Some people go to Vegas to gamble, others to buy really rare books

Open a book: one customer spent more than $600,000 in a single visit

What reward does one buy after winning at the gambling tables in Las Vegas or sitting through an excruciatingly dull convention there? A Rolex? A designer handbag? A new bracelet? How about a rare book?

It was 11 years ago that David and Natalie Bauman, owners of a successful rare book store in Manhattan, open since 1988, decided to expand to Las Vegas, with a store on a relatively quiet second floor walkway among the Grande Canal Shoppes between the Venetian and Palace hotels. On the main floor, ersatz gondolas with gondoliers ferry tourists from end to end.

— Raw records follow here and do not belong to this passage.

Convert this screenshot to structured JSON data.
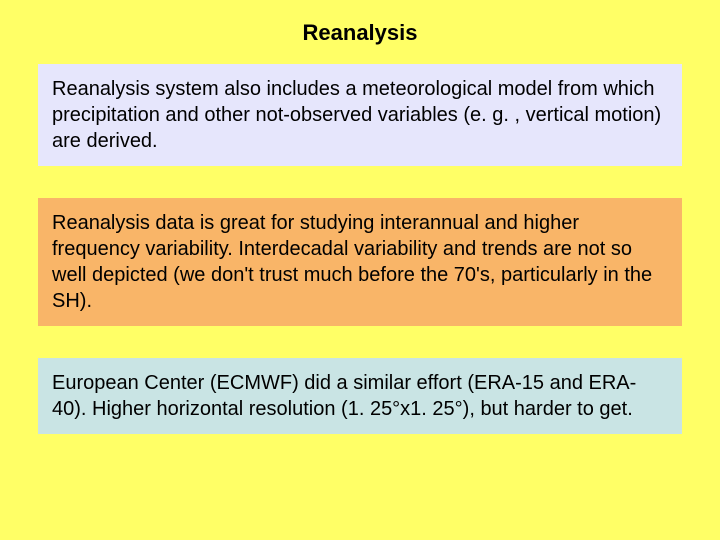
{
  "slide": {
    "background_color": "#ffff66",
    "title": "Reanalysis",
    "title_color": "#000000",
    "title_fontsize": 22,
    "boxes": [
      {
        "text": "Reanalysis system also includes a meteorological model from which precipitation and other not-observed variables (e. g. , vertical motion) are derived.",
        "background_color": "#e6e6fc",
        "text_color": "#000000"
      },
      {
        "text": "Reanalysis data is great for studying interannual and higher frequency variability. Interdecadal variability and trends are not so well depicted (we don't trust much before the 70's, particularly in the SH).",
        "background_color": "#f9b568",
        "text_color": "#000000"
      },
      {
        "text": "European Center (ECMWF) did a similar effort (ERA-15 and ERA-40). Higher horizontal resolution (1. 25°x1. 25°), but harder to get.",
        "background_color": "#c9e4e4",
        "text_color": "#000000"
      }
    ],
    "body_fontsize": 20
  }
}
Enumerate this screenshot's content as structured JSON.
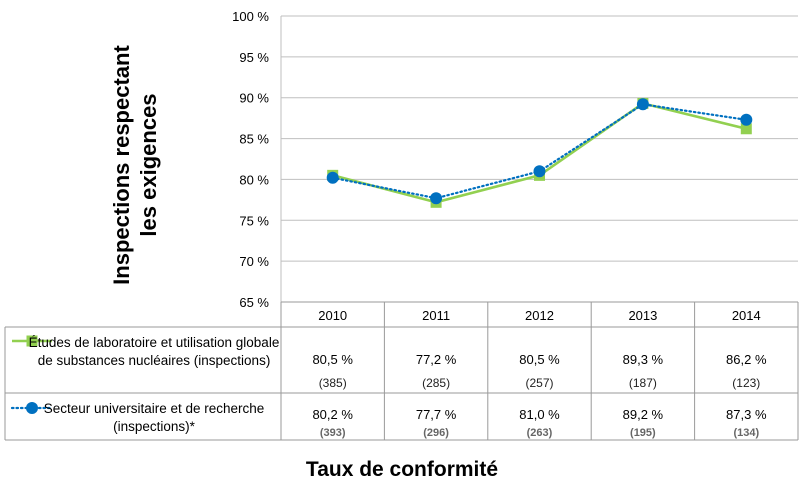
{
  "chart_data": {
    "type": "line",
    "ylabel": "Inspections respectant les exigences",
    "xlabel": "Taux de conformité",
    "ylim": [
      65,
      100
    ],
    "yticks": [
      "65 %",
      "70 %",
      "75 %",
      "80 %",
      "85 %",
      "90 %",
      "95 %",
      "100 %"
    ],
    "ytick_values": [
      65,
      70,
      75,
      80,
      85,
      90,
      95,
      100
    ],
    "categories": [
      "2010",
      "2011",
      "2012",
      "2013",
      "2014"
    ],
    "grid": "horizontal",
    "series": [
      {
        "name": "Études de laboratoire et utilisation globale de substances nucléaires (inspections)",
        "values": [
          80.5,
          77.2,
          80.5,
          89.3,
          86.2
        ],
        "labels": [
          "80,5 %",
          "77,2 %",
          "80,5 %",
          "89,3 %",
          "86,2 %"
        ],
        "counts": [
          "(385)",
          "(285)",
          "(257)",
          "(187)",
          "(123)"
        ],
        "color": "#92d050",
        "marker": "square",
        "line": "solid"
      },
      {
        "name": "Secteur universitaire et de recherche (inspections)*",
        "values": [
          80.2,
          77.7,
          81.0,
          89.2,
          87.3
        ],
        "labels": [
          "80,2 %",
          "77,7 %",
          "81,0 %",
          "89,2 %",
          "87,3 %"
        ],
        "counts": [
          "(393)",
          "(296)",
          "(263)",
          "(195)",
          "(134)"
        ],
        "color": "#0070c0",
        "marker": "circle",
        "line": "dotted"
      }
    ]
  }
}
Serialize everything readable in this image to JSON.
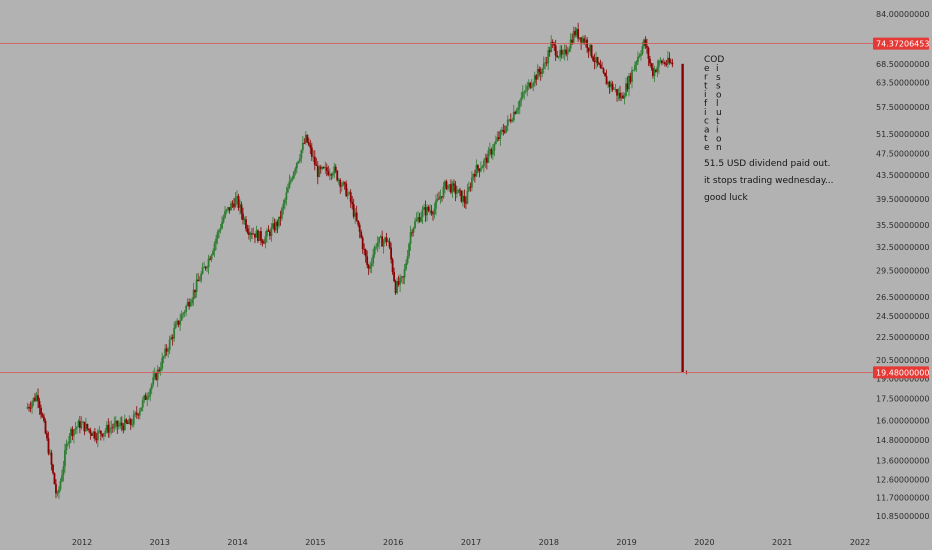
{
  "chart_data": {
    "type": "candlestick",
    "scale": "log",
    "colors": {
      "background": "#b2b2b2",
      "up": "#2e7d32",
      "down": "#8b0000",
      "level_line": "#d9534f",
      "price_tag": "#e53935",
      "axis_text": "#2c2c2c"
    },
    "x_ticks": [
      "2012",
      "2013",
      "2014",
      "2015",
      "2016",
      "2017",
      "2018",
      "2019",
      "2020",
      "2021",
      "2022"
    ],
    "y_ticks": [
      "84.00000000",
      "68.50000000",
      "63.50000000",
      "57.50000000",
      "51.50000000",
      "47.50000000",
      "43.50000000",
      "39.50000000",
      "35.50000000",
      "32.50000000",
      "29.50000000",
      "26.50000000",
      "24.50000000",
      "22.50000000",
      "20.50000000",
      "19.00000000",
      "17.50000000",
      "16.00000000",
      "14.80000000",
      "13.60000000",
      "12.60000000",
      "11.70000000",
      "10.85000000"
    ],
    "y_range": [
      10.5,
      86.0
    ],
    "price_tags": [
      {
        "label": "74.37206453",
        "value": 74.37206453
      },
      {
        "label": "19.48000000",
        "value": 19.48
      }
    ],
    "anchors": [
      {
        "date": 2011.3,
        "price": 16.8
      },
      {
        "date": 2011.45,
        "price": 17.8
      },
      {
        "date": 2011.6,
        "price": 14.0
      },
      {
        "date": 2011.7,
        "price": 11.6
      },
      {
        "date": 2011.85,
        "price": 15.2
      },
      {
        "date": 2012.0,
        "price": 15.8
      },
      {
        "date": 2012.2,
        "price": 15.1
      },
      {
        "date": 2012.4,
        "price": 15.6
      },
      {
        "date": 2012.65,
        "price": 15.8
      },
      {
        "date": 2012.8,
        "price": 17.2
      },
      {
        "date": 2013.0,
        "price": 19.6
      },
      {
        "date": 2013.2,
        "price": 23.0
      },
      {
        "date": 2013.45,
        "price": 27.0
      },
      {
        "date": 2013.65,
        "price": 31.0
      },
      {
        "date": 2013.85,
        "price": 37.0
      },
      {
        "date": 2014.0,
        "price": 39.5
      },
      {
        "date": 2014.15,
        "price": 35.0
      },
      {
        "date": 2014.35,
        "price": 33.5
      },
      {
        "date": 2014.55,
        "price": 36.0
      },
      {
        "date": 2014.75,
        "price": 45.0
      },
      {
        "date": 2014.9,
        "price": 50.5
      },
      {
        "date": 2015.05,
        "price": 44.0
      },
      {
        "date": 2015.25,
        "price": 44.5
      },
      {
        "date": 2015.45,
        "price": 40.0
      },
      {
        "date": 2015.6,
        "price": 34.0
      },
      {
        "date": 2015.7,
        "price": 29.5
      },
      {
        "date": 2015.8,
        "price": 33.0
      },
      {
        "date": 2015.95,
        "price": 33.5
      },
      {
        "date": 2016.05,
        "price": 27.5
      },
      {
        "date": 2016.15,
        "price": 28.5
      },
      {
        "date": 2016.25,
        "price": 35.0
      },
      {
        "date": 2016.4,
        "price": 37.5
      },
      {
        "date": 2016.55,
        "price": 38.0
      },
      {
        "date": 2016.7,
        "price": 42.0
      },
      {
        "date": 2016.85,
        "price": 40.5
      },
      {
        "date": 2016.95,
        "price": 39.0
      },
      {
        "date": 2017.05,
        "price": 44.0
      },
      {
        "date": 2017.2,
        "price": 46.0
      },
      {
        "date": 2017.35,
        "price": 50.0
      },
      {
        "date": 2017.5,
        "price": 54.0
      },
      {
        "date": 2017.65,
        "price": 59.0
      },
      {
        "date": 2017.8,
        "price": 64.0
      },
      {
        "date": 2017.95,
        "price": 67.5
      },
      {
        "date": 2018.05,
        "price": 74.0
      },
      {
        "date": 2018.2,
        "price": 70.0
      },
      {
        "date": 2018.35,
        "price": 78.0
      },
      {
        "date": 2018.5,
        "price": 75.0
      },
      {
        "date": 2018.6,
        "price": 70.0
      },
      {
        "date": 2018.75,
        "price": 64.0
      },
      {
        "date": 2018.85,
        "price": 62.0
      },
      {
        "date": 2018.95,
        "price": 59.5
      },
      {
        "date": 2019.05,
        "price": 64.0
      },
      {
        "date": 2019.15,
        "price": 70.0
      },
      {
        "date": 2019.25,
        "price": 75.0
      },
      {
        "date": 2019.35,
        "price": 66.0
      },
      {
        "date": 2019.45,
        "price": 69.0
      },
      {
        "date": 2019.6,
        "price": 68.5
      }
    ],
    "final_drop": {
      "date": 2019.72,
      "from": 68.5,
      "to": 19.48
    },
    "annotations": {
      "vertical_words": [
        "COD",
        "e",
        "r",
        "t",
        "i",
        "f",
        "i",
        "c",
        "a",
        "t",
        "e"
      ],
      "vertical_words_2": [
        "i",
        "s",
        "s",
        "o",
        "l",
        "u",
        "t",
        "i",
        "o",
        "n"
      ],
      "note_lines": [
        "51.5 USD dividend paid out.",
        "it stops trading wednesday...",
        "good luck"
      ]
    }
  }
}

Their shop is wedged next to Lazarou, a custom men’s clothing store, and just across from Mezlan, which sells shoes. Its two-story elegant bookcases are filled with carefully arranged volumes, many bound in embossed leather. A reading table at the centre of the store recalls an Ivy League library. A patient salesperson awaits visitors at a podium close to the entrance.

On a recent day, in a locked vitrine, were first editions of Lewis Carroll’s Alice’s Adventures in Wonderland and Through the Looking-Glass in full leather pictorial bindings. Printed in 1866 and 1872, they sell together for $23,000 (£17,800). For $700 one could buy a first edition of Margaret Thatcher’s The Path to Power, signed by the former prime minister.